The policy debate over the role of online privacy in antitrust enforcement has been going on for years. Under the new administration, the proﬁle of online privacy issues is likely to increase. Much of the policy debate concerns consumer preferences for privacy and whether privacy can be considered another measure of quality. While quality itself might be difficult to measure, competitive effects on quality, or more speciﬁcally privacy, in merger reviews can be quantiﬁed through calculations similar to upward pricing pressure (“UPP”) analyses.
Some proponents for an aggressive enforcement stance on privacy in merger reviews argue that consumers pay for monetarily free online services with their data, and thus, any decrease in privacy (or increased use of their data) could be viewed as a price increase of sorts. However, those on the other side of the debate argue that consumers are not uniform in preferring more privacy to less and that consumer data allow online services to offer consumers better and more targeted offerings.
While not necessarily settled, there is a growing consensus that consumer privacy is a characteristic of the quality of online service. However, difficulty in measuring changes in quality (and privacy) remains an important perceived issue for antitrust enforcement. One possible approach to overcoming this issue of measurement involves applying a strategy similar to that applied in UPP analyses.

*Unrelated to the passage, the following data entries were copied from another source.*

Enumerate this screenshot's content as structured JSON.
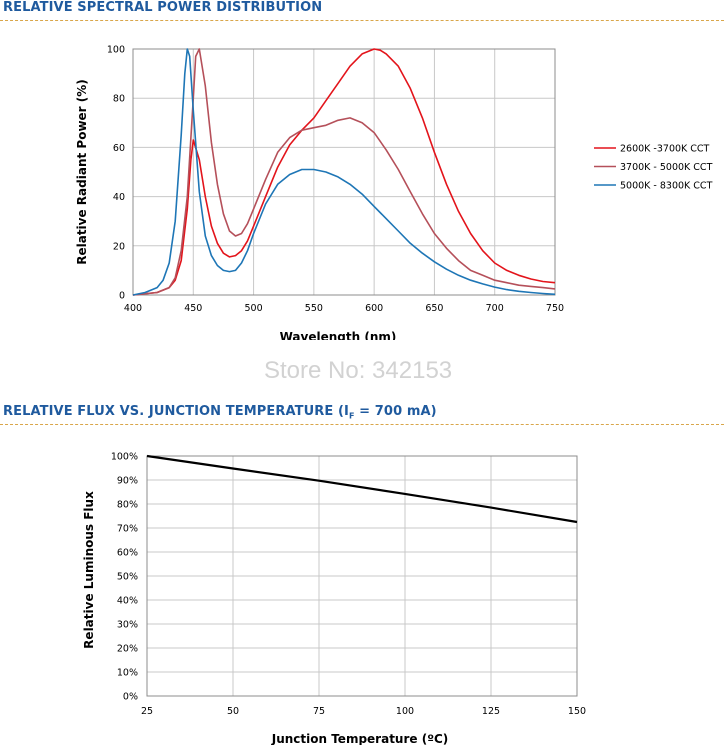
{
  "chart_data": [
    {
      "type": "line",
      "title": "RELATIVE SPECTRAL POWER DISTRIBUTION",
      "xlabel": "Wavelength (nm)",
      "ylabel": "Relative Radiant Power (%)",
      "xlim": [
        400,
        750
      ],
      "ylim": [
        0,
        100
      ],
      "xticks": [
        400,
        450,
        500,
        550,
        600,
        650,
        700,
        750
      ],
      "yticks": [
        0,
        20,
        40,
        60,
        80,
        100
      ],
      "grid": true,
      "legend_position": "right",
      "series": [
        {
          "name": "2600K -3700K CCT",
          "color": "#e3141b",
          "x": [
            400,
            420,
            430,
            435,
            440,
            445,
            448,
            450,
            455,
            460,
            465,
            470,
            475,
            480,
            485,
            490,
            495,
            500,
            510,
            520,
            530,
            540,
            550,
            560,
            570,
            580,
            590,
            600,
            605,
            610,
            620,
            630,
            640,
            650,
            660,
            670,
            680,
            690,
            700,
            710,
            720,
            730,
            740,
            750
          ],
          "y": [
            0,
            1,
            3,
            6,
            14,
            35,
            55,
            63,
            55,
            40,
            28,
            21,
            17,
            15.5,
            16,
            18,
            22,
            28,
            40,
            52,
            61,
            67,
            72,
            79,
            86,
            93,
            98,
            100,
            99.5,
            98,
            93,
            84,
            72,
            58,
            45,
            34,
            25,
            18,
            13,
            10,
            8,
            6.5,
            5.5,
            5
          ]
        },
        {
          "name": "3700K - 5000K CCT",
          "color": "#b5505a",
          "x": [
            400,
            420,
            430,
            435,
            440,
            445,
            450,
            452,
            455,
            460,
            465,
            470,
            475,
            480,
            485,
            490,
            495,
            500,
            510,
            520,
            530,
            540,
            550,
            560,
            570,
            580,
            590,
            600,
            610,
            620,
            630,
            640,
            650,
            660,
            670,
            680,
            690,
            700,
            710,
            720,
            730,
            740,
            750
          ],
          "y": [
            0,
            1,
            3,
            7,
            18,
            40,
            80,
            97,
            100,
            85,
            62,
            45,
            33,
            26,
            24,
            25,
            29,
            35,
            47,
            58,
            64,
            67,
            68,
            69,
            71,
            72,
            70,
            66,
            59,
            51,
            42,
            33,
            25,
            19,
            14,
            10,
            8,
            6,
            5,
            4,
            3.5,
            3,
            2.5
          ]
        },
        {
          "name": "5000K - 8300K CCT",
          "color": "#1e76b6",
          "x": [
            400,
            410,
            420,
            425,
            430,
            435,
            440,
            443,
            445,
            447,
            450,
            455,
            460,
            465,
            470,
            475,
            480,
            485,
            490,
            495,
            500,
            510,
            520,
            530,
            540,
            550,
            560,
            570,
            580,
            590,
            600,
            610,
            620,
            630,
            640,
            650,
            660,
            670,
            680,
            690,
            700,
            710,
            720,
            730,
            740,
            750
          ],
          "y": [
            0,
            1,
            3,
            6,
            13,
            30,
            65,
            90,
            100,
            97,
            75,
            42,
            24,
            16,
            12,
            10,
            9.5,
            10,
            13,
            18,
            25,
            37,
            45,
            49,
            51,
            51,
            50,
            48,
            45,
            41,
            36,
            31,
            26,
            21,
            17,
            13.5,
            10.5,
            8,
            6,
            4.5,
            3.2,
            2.2,
            1.5,
            1,
            0.6,
            0.3
          ]
        }
      ]
    },
    {
      "type": "line",
      "title": "RELATIVE FLUX VS. JUNCTION TEMPERATURE",
      "title_prefix": "RELATIVE FLUX VS. JUNCTION TEMPERATURE (I",
      "title_sub": "F",
      "title_suffix": " = 700 mA)",
      "xlabel": "Junction Temperature (ºC)",
      "ylabel": "Relative Luminous Flux",
      "xlim": [
        25,
        150
      ],
      "ylim": [
        0,
        100
      ],
      "xticks": [
        25,
        50,
        75,
        100,
        125,
        150
      ],
      "yticks": [
        "0%",
        "10%",
        "20%",
        "30%",
        "40%",
        "50%",
        "60%",
        "70%",
        "80%",
        "90%",
        "100%"
      ],
      "grid": true,
      "series": [
        {
          "color": "#000000",
          "x": [
            25,
            50,
            75,
            100,
            125,
            150
          ],
          "y": [
            100,
            94.8,
            89.7,
            84.2,
            78.5,
            72.5
          ]
        }
      ]
    }
  ],
  "watermark": "Store No: 342153"
}
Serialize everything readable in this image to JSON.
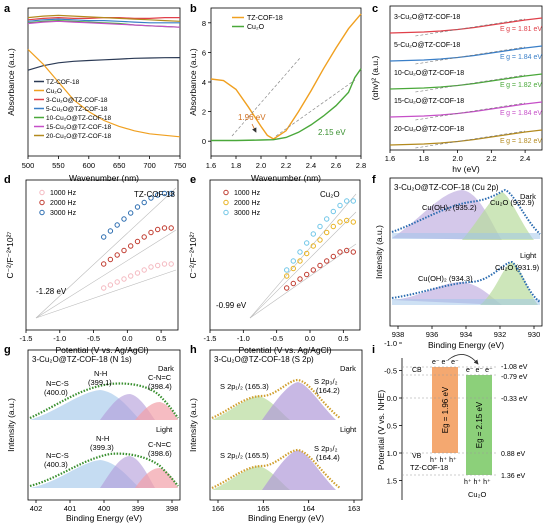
{
  "colors": {
    "tz_cof": "#2b3a55",
    "cu2o": "#f0a020",
    "p3": "#e0404a",
    "p5": "#3a7fc8",
    "p10": "#4aa83a",
    "p15": "#c64fc8",
    "p20": "#b38a1e",
    "hz1000": "#f4b9c0",
    "hz2000": "#c03a2e",
    "hz3000": "#2b6cb0",
    "e_hz1000": "#e8e0f0",
    "e_hz2000": "#e9b320",
    "e_hz3000": "#6fc6e8",
    "fit_blue": "#9ec5ea",
    "fit_purple": "#b09ad8",
    "fit_green": "#b8dc9c",
    "fit_red": "#f2a0a8",
    "fit_orange": "#f4c090",
    "cb_orange": "#f4a870",
    "cb_green": "#8cd07a"
  },
  "chart_data": [
    {
      "panel": "a",
      "type": "line",
      "xlabel": "Wavenumber (nm)",
      "ylabel": "Absorbance (a.u.)",
      "xlim": [
        500,
        750
      ],
      "xticks": [
        500,
        550,
        600,
        650,
        700,
        750
      ],
      "legend": [
        "TZ-COF-18",
        "Cu₂O",
        "3-Cu₂O@TZ-COF-18",
        "5-Cu₂O@TZ-COF-18",
        "10-Cu₂O@TZ-COF-18",
        "15-Cu₂O@TZ-COF-18",
        "20-Cu₂O@TZ-COF-18"
      ],
      "x": [
        500,
        525,
        550,
        575,
        600,
        625,
        650,
        675,
        700,
        725,
        750
      ],
      "series": [
        {
          "name": "TZ-COF-18",
          "values": [
            0.58,
            0.61,
            0.63,
            0.64,
            0.645,
            0.65,
            0.655,
            0.66,
            0.662,
            0.664,
            0.665
          ]
        },
        {
          "name": "Cu₂O",
          "values": [
            0.72,
            0.62,
            0.5,
            0.38,
            0.3,
            0.24,
            0.2,
            0.17,
            0.15,
            0.14,
            0.13
          ]
        },
        {
          "name": "3-Cu₂O@TZ-COF-18",
          "values": [
            0.92,
            0.93,
            0.935,
            0.93,
            0.93,
            0.935,
            0.935,
            0.93,
            0.93,
            0.935,
            0.935
          ]
        },
        {
          "name": "5-Cu₂O@TZ-COF-18",
          "values": [
            0.91,
            0.92,
            0.925,
            0.92,
            0.915,
            0.915,
            0.91,
            0.905,
            0.9,
            0.9,
            0.9
          ]
        },
        {
          "name": "10-Cu₂O@TZ-COF-18",
          "values": [
            0.9,
            0.91,
            0.915,
            0.91,
            0.905,
            0.9,
            0.895,
            0.885,
            0.88,
            0.875,
            0.87
          ]
        },
        {
          "name": "15-Cu₂O@TZ-COF-18",
          "values": [
            0.895,
            0.905,
            0.91,
            0.905,
            0.9,
            0.895,
            0.89,
            0.885,
            0.88,
            0.875,
            0.87
          ]
        },
        {
          "name": "20-Cu₂O@TZ-COF-18",
          "values": [
            0.935,
            0.945,
            0.95,
            0.945,
            0.94,
            0.935,
            0.93,
            0.925,
            0.92,
            0.915,
            0.91
          ]
        }
      ]
    },
    {
      "panel": "b",
      "type": "line",
      "xlabel": "Wavenumber (nm)",
      "ylabel": "Absorbance (a.u.)",
      "xlim": [
        1.6,
        2.8
      ],
      "ylim": [
        -1,
        9
      ],
      "xticks": [
        1.6,
        1.8,
        2.0,
        2.2,
        2.4,
        2.6,
        2.8
      ],
      "yticks": [
        0,
        2,
        4,
        6,
        8
      ],
      "legend": [
        "TZ-COF-18",
        "Cu₂O"
      ],
      "annotations": [
        "1.96 eV",
        "2.15 eV"
      ],
      "series": [
        {
          "name": "TZ-COF-18",
          "x": [
            1.6,
            1.7,
            1.8,
            1.9,
            2.0,
            2.05,
            2.1,
            2.2,
            2.3,
            2.4,
            2.5,
            2.6,
            2.7,
            2.8
          ],
          "values": [
            4.2,
            4.1,
            3.5,
            2.3,
            1.0,
            0.4,
            0.15,
            0.7,
            2.0,
            3.4,
            4.9,
            6.3,
            7.6,
            8.6
          ]
        },
        {
          "name": "Cu₂O",
          "x": [
            1.6,
            1.8,
            2.0,
            2.1,
            2.2,
            2.3,
            2.4,
            2.5,
            2.6,
            2.7,
            2.75,
            2.8
          ],
          "values": [
            0.05,
            0.05,
            0.08,
            0.1,
            0.25,
            0.6,
            1.1,
            1.7,
            2.4,
            3.3,
            4.3,
            4.9
          ]
        }
      ]
    },
    {
      "panel": "c",
      "type": "line",
      "xlabel": "hv (eV)",
      "ylabel": "(αhv)² (a.u.)",
      "xlim": [
        1.6,
        2.5
      ],
      "xticks": [
        1.6,
        1.8,
        2.0,
        2.2,
        2.4
      ],
      "series": [
        {
          "name": "3-Cu₂O@TZ-COF-18",
          "eg": "E g = 1.81 eV"
        },
        {
          "name": "5-Cu₂O@TZ-COF-18",
          "eg": "E g = 1.84 eV"
        },
        {
          "name": "10-Cu₂O@TZ-COF-18",
          "eg": "E g = 1.82 eV"
        },
        {
          "name": "15-Cu₂O@TZ-COF-18",
          "eg": "E g = 1.84 eV"
        },
        {
          "name": "20-Cu₂O@TZ-COF-18",
          "eg": "E g = 1.82 eV"
        }
      ]
    },
    {
      "panel": "d",
      "type": "scatter",
      "title": "TZ-COF-18",
      "xlabel": "Potential (V vs. Ag/AgCl)",
      "ylabel": "C⁻²/F⁻²*10²⁷",
      "xlim": [
        -1.5,
        0.75
      ],
      "xticks": [
        -1.5,
        -1.0,
        -0.5,
        0.0,
        0.5
      ],
      "legend": [
        "1000 Hz",
        "2000 Hz",
        "3000 Hz"
      ],
      "annotations": [
        "-1.28 eV"
      ],
      "x": [
        -0.35,
        -0.25,
        -0.15,
        -0.05,
        0.05,
        0.15,
        0.25,
        0.35,
        0.45,
        0.55,
        0.65
      ],
      "series": [
        {
          "name": "1000 Hz",
          "values": [
            0.28,
            0.3,
            0.32,
            0.34,
            0.36,
            0.38,
            0.4,
            0.42,
            0.43,
            0.44,
            0.44
          ]
        },
        {
          "name": "2000 Hz",
          "values": [
            0.44,
            0.47,
            0.5,
            0.53,
            0.56,
            0.59,
            0.62,
            0.65,
            0.67,
            0.68,
            0.68
          ]
        },
        {
          "name": "3000 Hz",
          "values": [
            0.62,
            0.66,
            0.7,
            0.74,
            0.78,
            0.82,
            0.85,
            0.88,
            0.9,
            0.91,
            0.91
          ]
        }
      ]
    },
    {
      "panel": "e",
      "type": "scatter",
      "title": "Cu₂O",
      "xlabel": "Potential (V vs. Ag/AgCl)",
      "ylabel": "C⁻²/F⁻²*10²⁷",
      "xlim": [
        -1.5,
        0.75
      ],
      "xticks": [
        -1.5,
        -1.0,
        -0.5,
        0.0,
        0.5
      ],
      "legend": [
        "1000 Hz",
        "2000 Hz",
        "3000 Hz"
      ],
      "annotations": [
        "-0.99 eV"
      ],
      "x": [
        -0.35,
        -0.25,
        -0.15,
        -0.05,
        0.05,
        0.15,
        0.25,
        0.35,
        0.45,
        0.55,
        0.65
      ],
      "series": [
        {
          "name": "1000 Hz",
          "values": [
            0.28,
            0.31,
            0.34,
            0.37,
            0.4,
            0.43,
            0.46,
            0.49,
            0.52,
            0.53,
            0.52
          ]
        },
        {
          "name": "2000 Hz",
          "values": [
            0.36,
            0.41,
            0.46,
            0.51,
            0.56,
            0.6,
            0.65,
            0.69,
            0.72,
            0.73,
            0.72
          ]
        },
        {
          "name": "3000 Hz",
          "values": [
            0.4,
            0.46,
            0.52,
            0.58,
            0.64,
            0.69,
            0.74,
            0.79,
            0.83,
            0.86,
            0.86
          ]
        }
      ]
    }
  ],
  "panel_labels": [
    "a",
    "b",
    "c",
    "d",
    "e",
    "f",
    "g",
    "h",
    "i"
  ],
  "xps": {
    "f": {
      "title": "3-Cu₂O@TZ-COF-18 (Cu 2p)",
      "xlabel": "Binding Energy (eV)",
      "ylabel": "Intensity (a.u.)",
      "xticks": [
        "938",
        "936",
        "934",
        "932",
        "930"
      ],
      "dark": "Dark",
      "light": "Light",
      "dark_peaks": [
        "Cu(OH)₂ (935.2)",
        "Cu₂O (932.9)"
      ],
      "light_peaks": [
        "Cu(OH)₂ (934.3)",
        "Cu₂O (931.9)"
      ]
    },
    "g": {
      "title": "3-Cu₂O@TZ-COF-18 (N 1s)",
      "xlabel": "Binding Energy (eV)",
      "ylabel": "Intensity (a.u.)",
      "xticks": [
        "402",
        "401",
        "400",
        "399",
        "398"
      ],
      "dark": "Dark",
      "light": "Light",
      "dark_peaks": [
        "N=C-S",
        "(400.0)",
        "N-H",
        "(399.1)",
        "C-N=C",
        "(398.4)"
      ],
      "light_peaks": [
        "N=C-S",
        "(400.3)",
        "N-H",
        "(399.3)",
        "C-N=C",
        "(398.6)"
      ]
    },
    "h": {
      "title": "3-Cu₂O@TZ-COF-18 (S 2p)",
      "xlabel": "Binding Energy (eV)",
      "ylabel": "Intensity (a.u.)",
      "xticks": [
        "166",
        "165",
        "164",
        "163"
      ],
      "dark": "Dark",
      "light": "Light",
      "dark_peaks": [
        "S 2p₁/₂ (165.3)",
        "S 2p₃/₂",
        "(164.2)"
      ],
      "light_peaks": [
        "S 2p₁/₂ (165.5)",
        "S 2p₃/₂",
        "(164.4)"
      ]
    }
  },
  "band": {
    "ylabel": "Potential (V vs. NHE)",
    "yticks": [
      "-1.0",
      "-0.5",
      "0.0",
      "0.5",
      "1.0",
      "1.5"
    ],
    "levels": [
      "-1.08 eV",
      "-0.79 eV",
      "-0.33 eV",
      "0.88 eV",
      "1.36 eV"
    ],
    "cb": "CB",
    "vb": "VB",
    "eg_left": "Eg = 1.96 eV",
    "eg_right": "Eg = 2.15 eV",
    "left_name": "TZ-COF-18",
    "right_name": "Cu₂O",
    "electrons": "e⁻ e⁻ e⁻",
    "holes": "h⁺ h⁺ h⁺"
  }
}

Consider a merger between two competitors that offer online services to consumers for free. In this example, companies attract consumers away from competitors by offering higher quality service. Thus, the merger will tend to reduce the incentive of the merging ﬁrms to incur the cost of offering higher quality. Just as in price-based UPP analyses, it is possible to quantify the incentive to reduce quality from a merger by measuring the size of the incremental efficiency cost necessary to eliminate the incentive to reduce quality. This approach does not require that quality itself be measured. Instead, the inputs for this approach are the same as those used in a price-based UPP calculation, diversion ratios and pre-merger margins. However, the diversion ratio that matters is that induced by a change in quality rather than price, and it likely can be measured similarly to diversion ratios using price – with market shares, switching data, or natural experiments.
Therefore, even if a product is offered to consumers for free, reductions in com- petition can harm consumers. These harms can be measured with UPP-type analyses, even when the effects take the form of a reduction in quality or privacy.